In the early fourth century, a Christian merchant named Frumentius was captured by pirates in the Red Sea and sold into slavery to Ezana, the pagan king of Ethiopia.  As a slave at court, Frumentius demonstrated great skill, eventually (like the biblical Joseph) becoming an important minister of the king, who converted to Christianity around 347 AD.  Frumentius was then consecrated as the first bishop of Ethiopia.  Thus, only a few decades after the Roman emperor Constantine embraced Christianity, Ethiopia had become a Christian kingdom.  Although full conversion took centuries, Christianity has remained fundamental to Ethiopian identity ever since.But Ethiopian traditions link their country to biblical history at an even earlier period.  The Queen of Sheba and King Solomon are said to have had a son, David Menelik.  Upon the apostasy of Israel after the death of Solomon, say the legends, Menelik was commanded by an angel to take the Ark of the Covenant and a group of faithful Israelite priests and flee to a new promised land, Ethiopia.  Ethiopia thus became the true Israel.  Through David Menelik, medieval Christian Ethiopian kings claimed descent from Solomon, preserving their Solomonic dynasty until the twentieth century. The Ark of the Covenant, which David Menelik brought to Ethiopia, is said still to exist in a church there, from which it is carried in procession once a year, guarded by a beautiful canopy from the gaze and touch of the profane. 

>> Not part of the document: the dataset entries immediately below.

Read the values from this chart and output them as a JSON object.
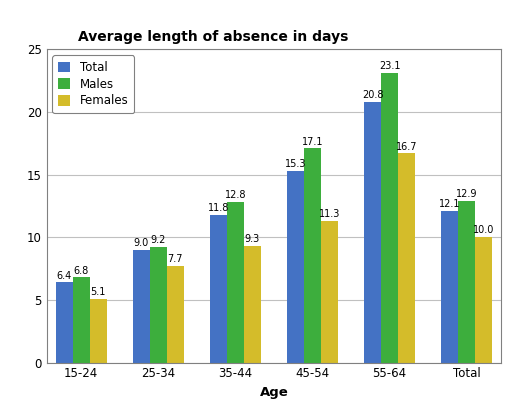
{
  "categories": [
    "15-24",
    "25-34",
    "35-44",
    "45-54",
    "55-64",
    "Total"
  ],
  "series": {
    "Total": [
      6.4,
      9.0,
      11.8,
      15.3,
      20.8,
      12.1
    ],
    "Males": [
      6.8,
      9.2,
      12.8,
      17.1,
      23.1,
      12.9
    ],
    "Females": [
      5.1,
      7.7,
      9.3,
      11.3,
      16.7,
      10.0
    ]
  },
  "colors": {
    "Total": "#4472c4",
    "Males": "#3dae3d",
    "Females": "#d4bc2a"
  },
  "title": "Average length of absence in days",
  "xlabel": "Age",
  "ylim": [
    0,
    25
  ],
  "yticks": [
    0,
    5,
    10,
    15,
    20,
    25
  ],
  "legend_order": [
    "Total",
    "Males",
    "Females"
  ],
  "bar_width": 0.22,
  "title_fontsize": 10,
  "label_fontsize": 7,
  "axis_fontsize": 8.5,
  "legend_fontsize": 8.5,
  "background_color": "#ffffff",
  "grid_color": "#c0c0c0",
  "spine_color": "#808080"
}
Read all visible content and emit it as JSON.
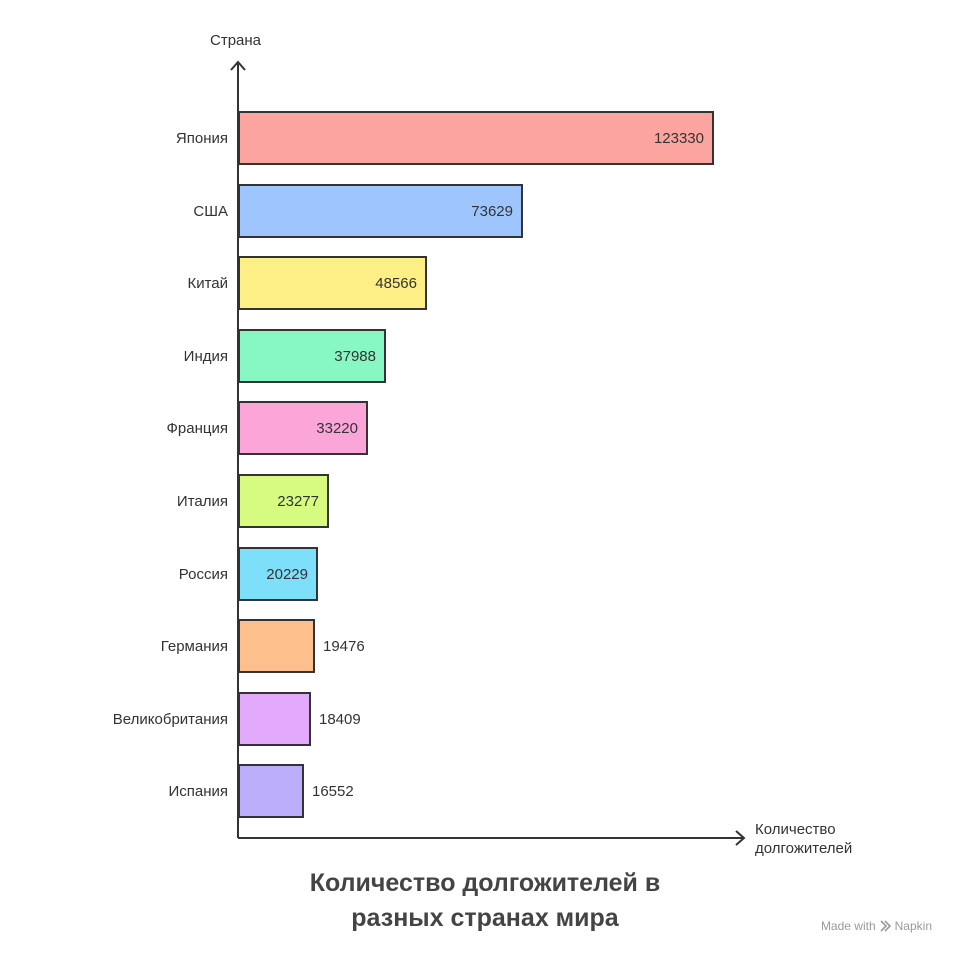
{
  "chart_data": {
    "type": "bar",
    "orientation": "horizontal",
    "title": "Количество долгожителей в разных странах мира",
    "title_lines": [
      "Количество долгожителей в",
      "разных странах мира"
    ],
    "ylabel": "Страна",
    "xlabel_lines": [
      "Количество",
      "долгожителей"
    ],
    "categories": [
      "Япония",
      "США",
      "Китай",
      "Индия",
      "Франция",
      "Италия",
      "Россия",
      "Германия",
      "Великобритания",
      "Испания"
    ],
    "values": [
      123330,
      73629,
      48566,
      37988,
      33220,
      23277,
      20229,
      19476,
      18409,
      16552
    ],
    "colors": [
      "#fca5a0",
      "#9ec5fe",
      "#fdee86",
      "#87f7c4",
      "#fca5d9",
      "#d6fb80",
      "#7ddffa",
      "#fdc08c",
      "#e3aafb",
      "#bcadfb"
    ],
    "grid": false,
    "legend": "none"
  },
  "watermark": {
    "prefix": "Made with",
    "brand": "Napkin",
    "icon": "napkin-icon"
  }
}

The Queen of Sheba and King Solomon are said to have had a son, David Menelik

Although the links have sometimes been tenuous, Ethiopians have maintained ties with the Coptic Church of Egypt for centuries.  Nonetheless, Ethiopian Christianity has remained independent in many ways.  Like the Egyptian Copts, Ethiopians accept a monophysite Christology that was condemned as heretical by the forerunners of the Greek Orthodox and the Roman Catholics in the fifth century.  Ethiopian independence is most clearly manifest in their canon of scripture.  In addition to the traditional books of the Bible, Ethiopian scripture includes the book of Enoch.  Although fragments have been found in Aramaic in the Dead Sea Scrolls, the book of Enoch has been preserved in its entirety only in Ethiopic manuscripts.

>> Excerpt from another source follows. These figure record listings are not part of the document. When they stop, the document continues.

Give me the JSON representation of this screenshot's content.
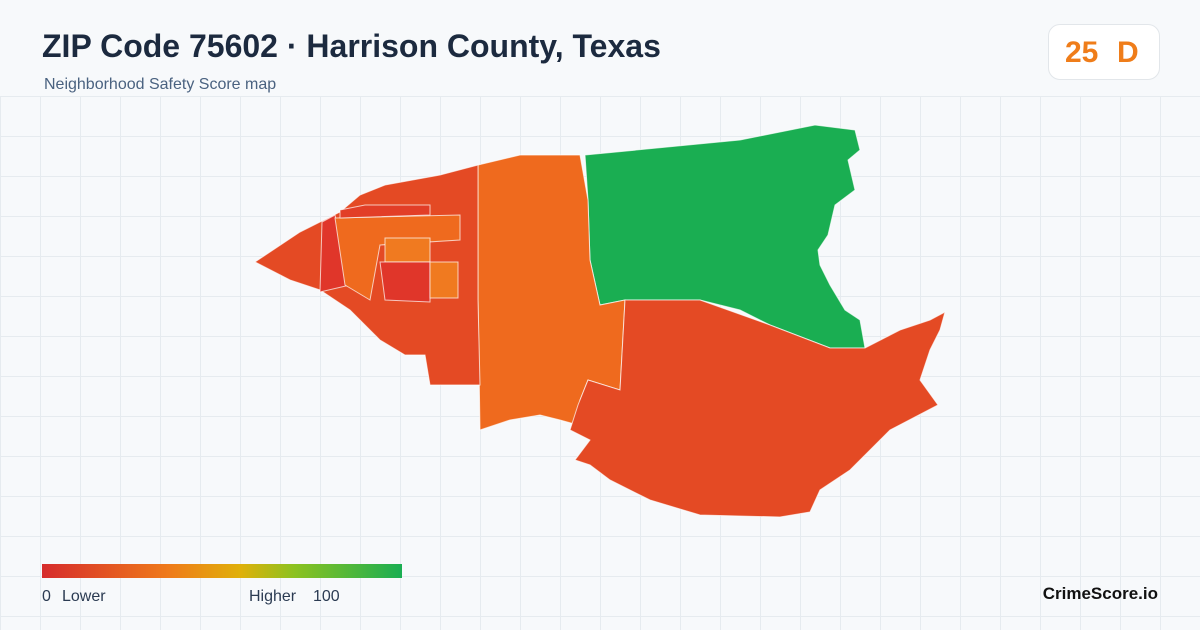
{
  "header": {
    "title": "ZIP Code 75602 · Harrison County, Texas",
    "subtitle": "Neighborhood Safety Score map"
  },
  "badge": {
    "score": 25,
    "grade": "D"
  },
  "legend": {
    "min": 0,
    "min_label": "Lower",
    "max_label": "Higher",
    "max": 100
  },
  "brand": "CrimeScore.io"
}
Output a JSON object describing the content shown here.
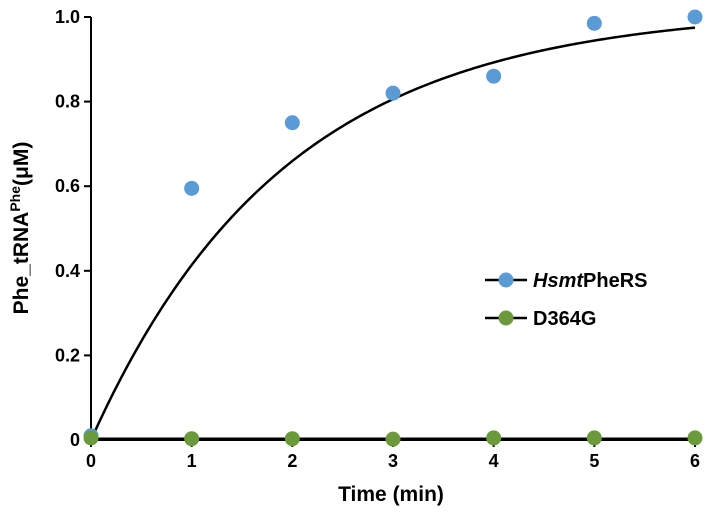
{
  "chart_data": {
    "type": "scatter",
    "xlabel": "Time (min)",
    "ylabel": {
      "base": "Phe_tRNA",
      "sup": "Phe",
      "unit": "(μM)"
    },
    "xlim": [
      0,
      6
    ],
    "ylim": [
      0,
      1.0
    ],
    "x_ticks": [
      "0",
      "1",
      "2",
      "3",
      "4",
      "5",
      "6"
    ],
    "y_ticks": [
      "0",
      "0.2",
      "0.4",
      "0.6",
      "0.8",
      "1.0"
    ],
    "grid": false,
    "legend_position": "right",
    "series": [
      {
        "name_italic": "Hsmt",
        "name_rest": "PheRS",
        "color": "#5b9bd5",
        "x": [
          0,
          1,
          2,
          3,
          4,
          5,
          6
        ],
        "y": [
          0.01,
          0.595,
          0.75,
          0.82,
          0.86,
          0.985,
          1.0
        ],
        "fit": {
          "type": "single-exponential",
          "amplitude": 1.02,
          "rate": 0.52
        }
      },
      {
        "name": "D364G",
        "color": "#6b9a3c",
        "x": [
          0,
          1,
          2,
          3,
          4,
          5,
          6
        ],
        "y": [
          0.005,
          0.003,
          0.003,
          0.002,
          0.005,
          0.005,
          0.005
        ],
        "fit": {
          "type": "linear",
          "value": 0.003
        }
      }
    ]
  }
}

The great churches at Lalibela, were built –dating to the twelfth and thirteenth centuries–

Christian influence in Ethiopia manifests itself at all levels of society.  The great churches at Lalibela, for example–dating to the twelfth and thirteenth centuries–represent a unique form of Christian architecture–churches entirely carved from rock. Christian themes infuse Ethiopian art in the fine metalwork of religious implements as well as in painting and manuscript illumination.  Biblical figures are often depicted as Ethiopians, with black African features and traditional garments, just as medieval and Renaissance Europeans painted Christ and his apostles as northern Europeans dressed in then-contemporary clothing.

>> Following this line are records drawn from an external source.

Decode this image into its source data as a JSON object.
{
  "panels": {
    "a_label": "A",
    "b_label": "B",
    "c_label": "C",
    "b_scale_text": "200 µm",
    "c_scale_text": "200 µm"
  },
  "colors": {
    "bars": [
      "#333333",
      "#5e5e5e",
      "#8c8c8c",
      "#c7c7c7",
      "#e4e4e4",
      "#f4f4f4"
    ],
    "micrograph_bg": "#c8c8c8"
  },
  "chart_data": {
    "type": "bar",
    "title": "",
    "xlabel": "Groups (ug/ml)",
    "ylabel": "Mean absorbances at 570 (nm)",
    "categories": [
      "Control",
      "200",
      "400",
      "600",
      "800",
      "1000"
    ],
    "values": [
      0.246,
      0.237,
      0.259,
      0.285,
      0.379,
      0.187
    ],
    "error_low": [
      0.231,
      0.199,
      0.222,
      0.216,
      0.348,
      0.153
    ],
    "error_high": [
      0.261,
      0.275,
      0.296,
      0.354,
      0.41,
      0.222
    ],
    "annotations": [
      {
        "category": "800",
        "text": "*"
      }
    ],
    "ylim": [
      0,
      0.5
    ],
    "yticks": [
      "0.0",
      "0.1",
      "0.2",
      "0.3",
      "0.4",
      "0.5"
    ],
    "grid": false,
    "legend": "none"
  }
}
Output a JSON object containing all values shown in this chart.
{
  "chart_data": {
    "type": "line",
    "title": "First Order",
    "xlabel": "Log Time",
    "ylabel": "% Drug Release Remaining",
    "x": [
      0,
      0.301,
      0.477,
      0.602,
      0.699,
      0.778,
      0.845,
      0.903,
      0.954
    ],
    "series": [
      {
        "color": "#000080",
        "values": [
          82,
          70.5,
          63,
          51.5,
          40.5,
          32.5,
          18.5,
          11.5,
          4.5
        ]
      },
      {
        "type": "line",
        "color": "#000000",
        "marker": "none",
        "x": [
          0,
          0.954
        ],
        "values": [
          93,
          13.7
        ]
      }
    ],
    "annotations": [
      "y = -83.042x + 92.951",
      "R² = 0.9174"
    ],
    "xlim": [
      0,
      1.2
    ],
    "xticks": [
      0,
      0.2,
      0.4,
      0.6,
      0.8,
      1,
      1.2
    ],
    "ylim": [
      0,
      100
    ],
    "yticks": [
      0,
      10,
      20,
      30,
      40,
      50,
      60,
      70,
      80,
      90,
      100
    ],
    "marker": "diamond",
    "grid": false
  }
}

Today there are some thirty million Ethiopian Christians throughout the world.  In Jerusalem, Ethiopian monks, priests and pilgrims are a common sight.  Tall and ruggedly handsome in their white pilgrim robes, they can be heard singing psalms in Ethiopic and shouting “hallelujah” in a city where they have maintained a small independent Christian community for over a millennium and a half.